Die Gründe für das Scheitern von Abschiebungen sind vielfältig. Ein Großteil der Abschiebungen scheitert bereits, bevor die betroffene Person überhaupt der Bundespolizei übergeben wird, die normalerweise für die Durchführung der Abschiebungen zuständig ist. Die Bundesregierung nennt als Hauptgründe für das Scheitern „Stornierung des Ersuchens“ und „nicht erfolgte Zuführung“. Diese Begriffe stehen für eine Vielzahl von Gründen: Häufig kann es vorkommen, dass betroffene Personen erfolgreich gegen ihre Abschiebung klagen oder dass die erforderlichen Reisedokumente nicht rechtzeitig vorliegen. In einigen Fällen könnte auch Personalmangel bei den zuständigen Behörden eine Rolle spielen, wie aus einer Analyse der Deutschen Gesellschaft für Auswärtige Politik hervorgeht.
Ein weiteres häufiges Problem ist das Verschwinden der ausreisepflichtigen Personen vor der geplanten Abschiebung. Dies war auch im Fall von Issa al-H. ein Problem. Nachdem die deutschen Behörden versucht hatten, ihn nach Bulgarien abzuschieben, wo er erstmals in die EU eingereist war, verschwand al-H. und war für die Behörden nicht mehr auffindbar. Für solche Überstellungen gelten strenge Fristen: Deutschland hat in der Regel sechs Monate Zeit, um eine Person nach einer Ablehnung des Asylantrags abzuschieben. Wird die Person innerhalb dieser Zeit nicht gefunden, kann die Frist auf 18 Monate verlängert werden. Im Fall von al-H. versäumten es die deutschen Behörden jedoch, diese Frist zu verlängern, wodurch Deutschland ab Sommer 2023 offiziell für seinen Aufenthalt verantwortlich war.

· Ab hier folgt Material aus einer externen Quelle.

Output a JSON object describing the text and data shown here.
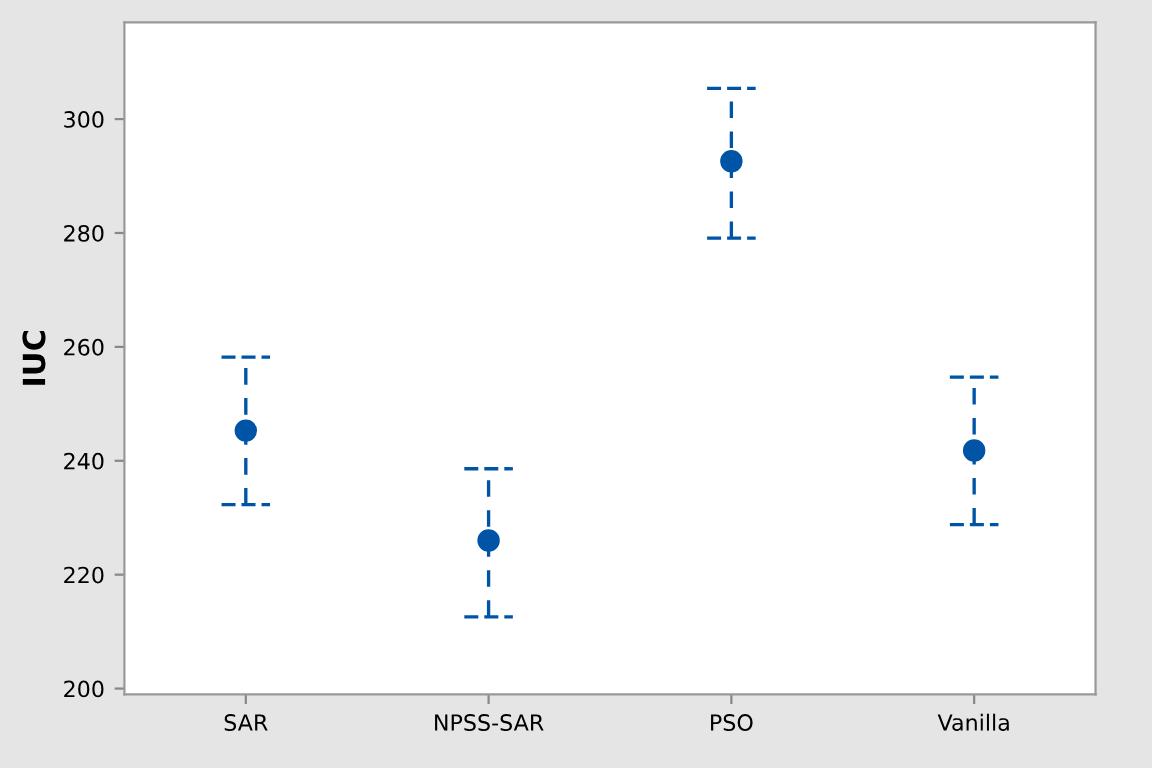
{
  "chart_data": {
    "type": "scatter",
    "ylabel": "IUC",
    "categories": [
      "SAR",
      "NPSS-SAR",
      "PSO",
      "Vanilla"
    ],
    "values": [
      245.3,
      226.0,
      292.6,
      241.8
    ],
    "errors": [
      [
        232.3,
        258.2
      ],
      [
        212.6,
        238.6
      ],
      [
        279.1,
        305.4
      ],
      [
        228.8,
        254.7
      ]
    ],
    "color": "#0054a6",
    "marker": "circle",
    "line_style": "dashed",
    "ylim": [
      199,
      317
    ],
    "yticks": [
      200,
      220,
      240,
      260,
      280,
      300
    ],
    "grid": false,
    "legend": false
  }
}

Islamistischer Terror in Deutschland: Eine bedrohliche Realität
Der Fall Issa al-H. und das Scheitern seiner Abschiebung wirft ein Licht auf ein weiteres ernstes Problem: die Bedrohung durch islamistischen Terror in Deutschland. Seit den frühen 2000er Jahren hat das Land eine Reihe von Anschlägen und geplanten Anschlägen erlebt, die teilweise vereitelt werden konnten, teilweise jedoch zu tragischen Verlusten führten. Der „Kofferbomber von Köln“ im Jahr 2006, die Sauerland-Gruppe, die Anschläge von Würzburg und Ansbach im Jahr 2016 sowie der schreckliche Angriff auf den Berliner Weihnachtsmarkt im Dezember 2016 sind nur einige Beispiele für die Bedrohung durch islamistischen Extremismus in Deutschland.

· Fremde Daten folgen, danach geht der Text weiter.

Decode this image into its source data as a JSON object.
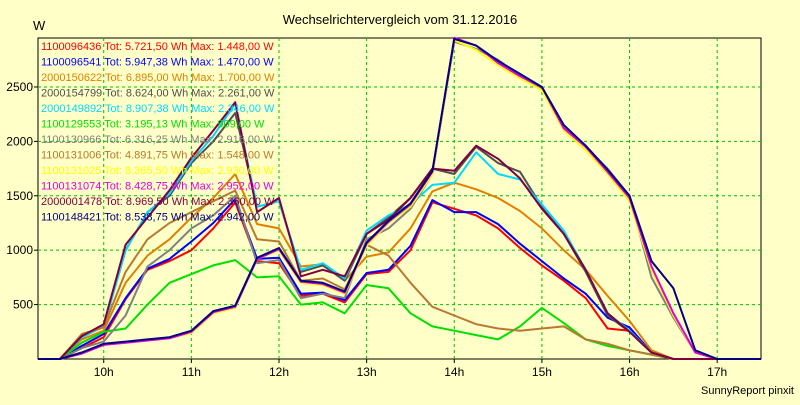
{
  "chart_data": {
    "type": "line",
    "title": "Wechselrichtervergleich vom 31.12.2016",
    "ylabel": "W",
    "footer": "SunnyReport pinxit",
    "ylim": [
      0,
      2950
    ],
    "xlim": [
      9.25,
      17.5
    ],
    "grid": true,
    "legend_position": "top-left",
    "x_ticks": [
      10,
      11,
      12,
      13,
      14,
      15,
      16,
      17
    ],
    "x_tick_labels": [
      "10h",
      "11h",
      "12h",
      "13h",
      "14h",
      "15h",
      "16h",
      "17h"
    ],
    "y_ticks": [
      500,
      1000,
      1500,
      2000,
      2500
    ],
    "y_tick_labels": [
      "500",
      "1000",
      "1500",
      "2000",
      "2500"
    ],
    "x": [
      9.25,
      9.5,
      9.75,
      10.0,
      10.25,
      10.5,
      10.75,
      11.0,
      11.25,
      11.5,
      11.75,
      12.0,
      12.25,
      12.5,
      12.75,
      13.0,
      13.25,
      13.5,
      13.75,
      14.0,
      14.25,
      14.5,
      14.75,
      15.0,
      15.25,
      15.5,
      15.75,
      16.0,
      16.25,
      16.5,
      16.75,
      17.0,
      17.25,
      17.5
    ],
    "series": [
      {
        "name": "1100096436",
        "legend": "1100096436 Tot: 5.721,50 Wh Max: 1.448,00 W",
        "color": "#ff0000",
        "values": [
          0,
          0,
          100,
          200,
          550,
          820,
          900,
          1000,
          1200,
          1440,
          900,
          880,
          580,
          600,
          520,
          780,
          800,
          1000,
          1440,
          1380,
          1320,
          1200,
          1020,
          860,
          720,
          560,
          280,
          260,
          60,
          0,
          0,
          0,
          0,
          0
        ]
      },
      {
        "name": "1100096541",
        "legend": "1100096541 Tot: 5.947,38 Wh Max: 1.470,00 W",
        "color": "#0000ff",
        "values": [
          0,
          0,
          120,
          230,
          560,
          830,
          920,
          1080,
          1250,
          1470,
          920,
          930,
          600,
          610,
          540,
          790,
          820,
          1040,
          1460,
          1350,
          1350,
          1240,
          1060,
          900,
          740,
          600,
          380,
          290,
          60,
          0,
          0,
          0,
          0,
          0
        ]
      },
      {
        "name": "2000150622",
        "legend": "2000150622 Tot: 6.895,00 Wh Max: 1.700,00 W",
        "color": "#e08000",
        "values": [
          0,
          0,
          180,
          260,
          700,
          950,
          1100,
          1300,
          1480,
          1700,
          1240,
          1200,
          850,
          870,
          720,
          940,
          980,
          1200,
          1540,
          1620,
          1560,
          1480,
          1360,
          1200,
          1000,
          820,
          580,
          350,
          80,
          0,
          0,
          0,
          0,
          0
        ]
      },
      {
        "name": "2000154799",
        "legend": "2000154799 Tot: 8.624,00 Wh Max: 2.261,00 W",
        "color": "#505050",
        "values": [
          0,
          0,
          200,
          300,
          1000,
          1350,
          1500,
          1800,
          2000,
          2261,
          1400,
          1450,
          800,
          860,
          720,
          1150,
          1300,
          1480,
          1750,
          1700,
          1950,
          1800,
          1720,
          1400,
          1150,
          800,
          400,
          250,
          60,
          0,
          0,
          0,
          0,
          0
        ]
      },
      {
        "name": "2000149892",
        "legend": "2000149892 Tot: 8.907,38 Wh Max: 2.346,00 W",
        "color": "#00d8ff",
        "values": [
          0,
          0,
          200,
          300,
          1000,
          1350,
          1520,
          1820,
          2050,
          2346,
          1400,
          1450,
          820,
          880,
          740,
          1180,
          1320,
          1420,
          1600,
          1620,
          1900,
          1700,
          1650,
          1420,
          1180,
          820,
          420,
          260,
          60,
          0,
          0,
          0,
          0,
          0
        ]
      },
      {
        "name": "1100129553",
        "legend": "1100129553 Tot: 3.195,13 Wh Max: 909,00 W",
        "color": "#00e000",
        "values": [
          0,
          0,
          150,
          250,
          280,
          500,
          700,
          780,
          860,
          909,
          750,
          760,
          500,
          520,
          420,
          680,
          650,
          420,
          300,
          260,
          220,
          180,
          300,
          470,
          330,
          180,
          120,
          80,
          40,
          0,
          0,
          0,
          0,
          0
        ]
      },
      {
        "name": "1100130966",
        "legend": "1100130966 Tot: 6.316,25 Wh Max: 2.916,00 W",
        "color": "#808080",
        "values": [
          0,
          0,
          100,
          160,
          400,
          850,
          1000,
          1200,
          1320,
          1500,
          880,
          910,
          560,
          600,
          560,
          1100,
          1200,
          1380,
          1700,
          2916,
          2850,
          2750,
          2600,
          2480,
          2150,
          1950,
          1750,
          1500,
          750,
          380,
          60,
          0,
          0,
          0
        ]
      },
      {
        "name": "1100131006",
        "legend": "1100131006 Tot: 4.891,75 Wh Max: 1.548,00 W",
        "color": "#b87830",
        "values": [
          0,
          0,
          230,
          290,
          800,
          1100,
          1250,
          1350,
          1450,
          1548,
          1100,
          1080,
          720,
          740,
          640,
          1050,
          950,
          700,
          480,
          400,
          320,
          280,
          260,
          280,
          300,
          180,
          140,
          80,
          40,
          0,
          0,
          0,
          0,
          0
        ]
      },
      {
        "name": "1100131025",
        "legend": "1100131025 Tot: 8.365,50 Wh Max: 2.930,00 W",
        "color": "#ffff00",
        "values": [
          0,
          0,
          50,
          130,
          150,
          170,
          190,
          240,
          420,
          470,
          920,
          1000,
          700,
          680,
          600,
          1040,
          1250,
          1400,
          1700,
          2930,
          2840,
          2700,
          2580,
          2470,
          2100,
          1920,
          1700,
          1450,
          820,
          400,
          60,
          0,
          0,
          0
        ]
      },
      {
        "name": "1100131074",
        "legend": "1100131074 Tot: 8.428,75 Wh Max: 2.952,00 W",
        "color": "#e000e0",
        "values": [
          0,
          0,
          50,
          130,
          150,
          170,
          190,
          250,
          430,
          480,
          920,
          1010,
          710,
          690,
          610,
          1060,
          1260,
          1420,
          1720,
          2952,
          2880,
          2720,
          2600,
          2500,
          2120,
          1950,
          1720,
          1480,
          850,
          420,
          60,
          0,
          0,
          0
        ]
      },
      {
        "name": "2000001478",
        "legend": "2000001478 Tot: 8.969,50 Wh Max: 2.360,00 W",
        "color": "#800040",
        "values": [
          0,
          0,
          210,
          320,
          1050,
          1300,
          1550,
          1850,
          2100,
          2360,
          1350,
          1480,
          760,
          820,
          760,
          1150,
          1280,
          1480,
          1750,
          1730,
          1960,
          1840,
          1660,
          1380,
          1150,
          820,
          420,
          250,
          60,
          0,
          0,
          0,
          0,
          0
        ]
      },
      {
        "name": "1100148421",
        "legend": "1100148421 Tot: 8.538,75 Wh Max: 2.942,00 W",
        "color": "#000080",
        "values": [
          0,
          0,
          60,
          140,
          160,
          180,
          200,
          260,
          440,
          490,
          930,
          1020,
          720,
          700,
          620,
          1070,
          1270,
          1430,
          1730,
          2942,
          2880,
          2740,
          2620,
          2500,
          2150,
          1960,
          1740,
          1500,
          900,
          650,
          80,
          0,
          0,
          0
        ]
      }
    ]
  }
}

Viele der Täter in diesen Fällen waren entweder in Deutschland aufgewachsen oder kamen als Flüchtlinge ins Land. Diese Tatsache führt zu einer intensiven Debatte über die Integrationspolitik und die Maßnahmen zur Verhinderung von Radikalisierung. Die deutschen Sicherheitsbehörden stehen vor der schwierigen Aufgabe, solche Bedrohungen frühzeitig zu erkennen und zu verhindern, während gleichzeitig die Grundrechte aller Menschen respektiert werden müssen.

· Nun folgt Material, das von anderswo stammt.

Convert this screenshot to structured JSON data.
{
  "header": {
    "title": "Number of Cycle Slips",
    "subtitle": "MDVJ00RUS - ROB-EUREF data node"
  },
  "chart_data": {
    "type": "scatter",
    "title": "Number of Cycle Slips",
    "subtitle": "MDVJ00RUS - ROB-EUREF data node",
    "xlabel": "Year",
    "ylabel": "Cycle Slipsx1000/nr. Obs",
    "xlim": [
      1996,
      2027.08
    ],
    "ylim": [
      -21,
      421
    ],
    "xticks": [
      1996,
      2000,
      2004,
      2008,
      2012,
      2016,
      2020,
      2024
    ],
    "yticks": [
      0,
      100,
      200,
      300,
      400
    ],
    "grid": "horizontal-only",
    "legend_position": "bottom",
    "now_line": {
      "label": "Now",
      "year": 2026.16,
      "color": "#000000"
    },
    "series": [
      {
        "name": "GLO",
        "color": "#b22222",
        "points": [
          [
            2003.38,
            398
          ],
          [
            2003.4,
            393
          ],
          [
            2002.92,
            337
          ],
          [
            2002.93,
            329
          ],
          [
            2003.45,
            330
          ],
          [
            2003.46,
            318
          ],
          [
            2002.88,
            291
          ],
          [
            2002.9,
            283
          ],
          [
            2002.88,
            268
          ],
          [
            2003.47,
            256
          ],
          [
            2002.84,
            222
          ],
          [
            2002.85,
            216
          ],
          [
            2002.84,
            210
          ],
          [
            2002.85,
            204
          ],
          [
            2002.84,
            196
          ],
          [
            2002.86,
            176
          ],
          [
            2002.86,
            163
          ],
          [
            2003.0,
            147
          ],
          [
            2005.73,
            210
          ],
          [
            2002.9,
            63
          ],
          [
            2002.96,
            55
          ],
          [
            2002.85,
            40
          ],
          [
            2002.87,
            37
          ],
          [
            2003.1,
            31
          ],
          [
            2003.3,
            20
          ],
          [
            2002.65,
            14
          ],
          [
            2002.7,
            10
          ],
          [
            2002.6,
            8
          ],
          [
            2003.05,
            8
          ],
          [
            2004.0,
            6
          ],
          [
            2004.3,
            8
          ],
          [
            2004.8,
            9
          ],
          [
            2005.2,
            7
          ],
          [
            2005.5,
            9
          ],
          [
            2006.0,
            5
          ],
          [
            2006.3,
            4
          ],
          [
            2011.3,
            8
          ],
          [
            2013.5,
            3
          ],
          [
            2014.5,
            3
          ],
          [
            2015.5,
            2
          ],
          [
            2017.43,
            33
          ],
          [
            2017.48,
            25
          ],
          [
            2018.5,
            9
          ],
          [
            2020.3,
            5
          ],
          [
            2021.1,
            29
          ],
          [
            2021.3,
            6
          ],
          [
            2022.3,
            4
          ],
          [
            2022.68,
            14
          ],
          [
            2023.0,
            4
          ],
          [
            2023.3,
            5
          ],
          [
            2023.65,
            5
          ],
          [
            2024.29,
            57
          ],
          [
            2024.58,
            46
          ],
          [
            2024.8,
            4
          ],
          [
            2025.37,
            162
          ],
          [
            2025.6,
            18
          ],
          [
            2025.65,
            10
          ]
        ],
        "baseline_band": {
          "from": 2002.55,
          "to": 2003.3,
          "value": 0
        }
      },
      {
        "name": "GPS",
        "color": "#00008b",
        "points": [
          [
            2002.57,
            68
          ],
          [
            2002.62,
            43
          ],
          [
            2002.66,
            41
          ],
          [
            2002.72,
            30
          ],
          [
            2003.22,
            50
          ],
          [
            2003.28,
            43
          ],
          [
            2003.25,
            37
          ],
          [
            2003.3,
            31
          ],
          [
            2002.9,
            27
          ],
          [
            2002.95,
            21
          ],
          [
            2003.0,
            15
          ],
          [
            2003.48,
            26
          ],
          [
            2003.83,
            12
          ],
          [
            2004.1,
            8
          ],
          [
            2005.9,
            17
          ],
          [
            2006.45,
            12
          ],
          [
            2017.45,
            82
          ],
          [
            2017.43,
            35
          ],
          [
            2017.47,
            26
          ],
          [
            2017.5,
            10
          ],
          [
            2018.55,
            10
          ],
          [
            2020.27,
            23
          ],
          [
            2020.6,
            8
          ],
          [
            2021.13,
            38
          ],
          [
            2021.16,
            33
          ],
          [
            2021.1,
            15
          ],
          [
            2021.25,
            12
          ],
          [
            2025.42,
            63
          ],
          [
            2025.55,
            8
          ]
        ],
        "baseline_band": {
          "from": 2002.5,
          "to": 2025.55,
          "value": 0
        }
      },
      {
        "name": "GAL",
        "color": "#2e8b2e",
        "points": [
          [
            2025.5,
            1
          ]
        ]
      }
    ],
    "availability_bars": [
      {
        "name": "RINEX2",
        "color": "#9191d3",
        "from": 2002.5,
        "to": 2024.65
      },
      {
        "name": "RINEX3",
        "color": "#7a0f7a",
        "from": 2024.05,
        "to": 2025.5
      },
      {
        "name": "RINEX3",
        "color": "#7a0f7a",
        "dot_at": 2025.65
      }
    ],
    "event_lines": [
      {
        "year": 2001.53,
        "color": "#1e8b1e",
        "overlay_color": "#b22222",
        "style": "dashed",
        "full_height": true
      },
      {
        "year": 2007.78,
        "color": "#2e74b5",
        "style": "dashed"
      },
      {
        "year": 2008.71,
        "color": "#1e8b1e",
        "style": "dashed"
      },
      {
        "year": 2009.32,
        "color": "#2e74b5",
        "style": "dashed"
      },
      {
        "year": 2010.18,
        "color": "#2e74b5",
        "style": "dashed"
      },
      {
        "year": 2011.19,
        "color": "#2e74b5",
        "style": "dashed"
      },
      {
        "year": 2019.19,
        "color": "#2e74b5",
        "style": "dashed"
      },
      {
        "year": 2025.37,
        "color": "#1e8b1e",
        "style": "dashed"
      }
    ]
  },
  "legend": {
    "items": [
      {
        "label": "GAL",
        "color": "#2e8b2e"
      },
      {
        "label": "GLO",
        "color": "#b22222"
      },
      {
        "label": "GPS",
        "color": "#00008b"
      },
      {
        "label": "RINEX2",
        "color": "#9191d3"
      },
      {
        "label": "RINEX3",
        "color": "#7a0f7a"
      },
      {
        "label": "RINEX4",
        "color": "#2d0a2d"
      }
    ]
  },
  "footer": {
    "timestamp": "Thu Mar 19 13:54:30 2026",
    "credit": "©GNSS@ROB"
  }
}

Die Notwendigkeit einer umfassenden Strategie
Die Diskussion um Abschiebungen in Deutschland zeigt die Komplexität und die Herausforderungen, die mit diesem Thema verbunden sind. Während die Zahl der Abschiebungen in den letzten Jahren gestiegen ist, bleibt die Tatsache bestehen, dass viele Abschiebungen scheitern und dass es erhebliche organisatorische und rechtliche Hürden gibt. Gleichzeitig stellt die Bedrohung durch islamistischen Terror eine ernsthafte Herausforderung für die Sicherheit im Land dar.
Es ist offensichtlich, dass Deutschland eine umfassende und durchdachte Strategie benötigt, um diese Probleme anzugehen. Dazu gehört nicht nur eine effektivere Organisation von Abschiebungen, sondern auch eine intensivere Prävention von Radikalisierung und eine bessere Integration von Migranten und Flüchtlingen. Der Fall von Issa al-H. zeigt, dass es keine einfachen Lösungen gibt, sondern dass eine ganzheitliche und langfristige Perspektive erforderlich ist, um die Herausforderungen in den Griff zu bekommen und die Sicherheit für alle Menschen in Deutschland zu gewährleisten.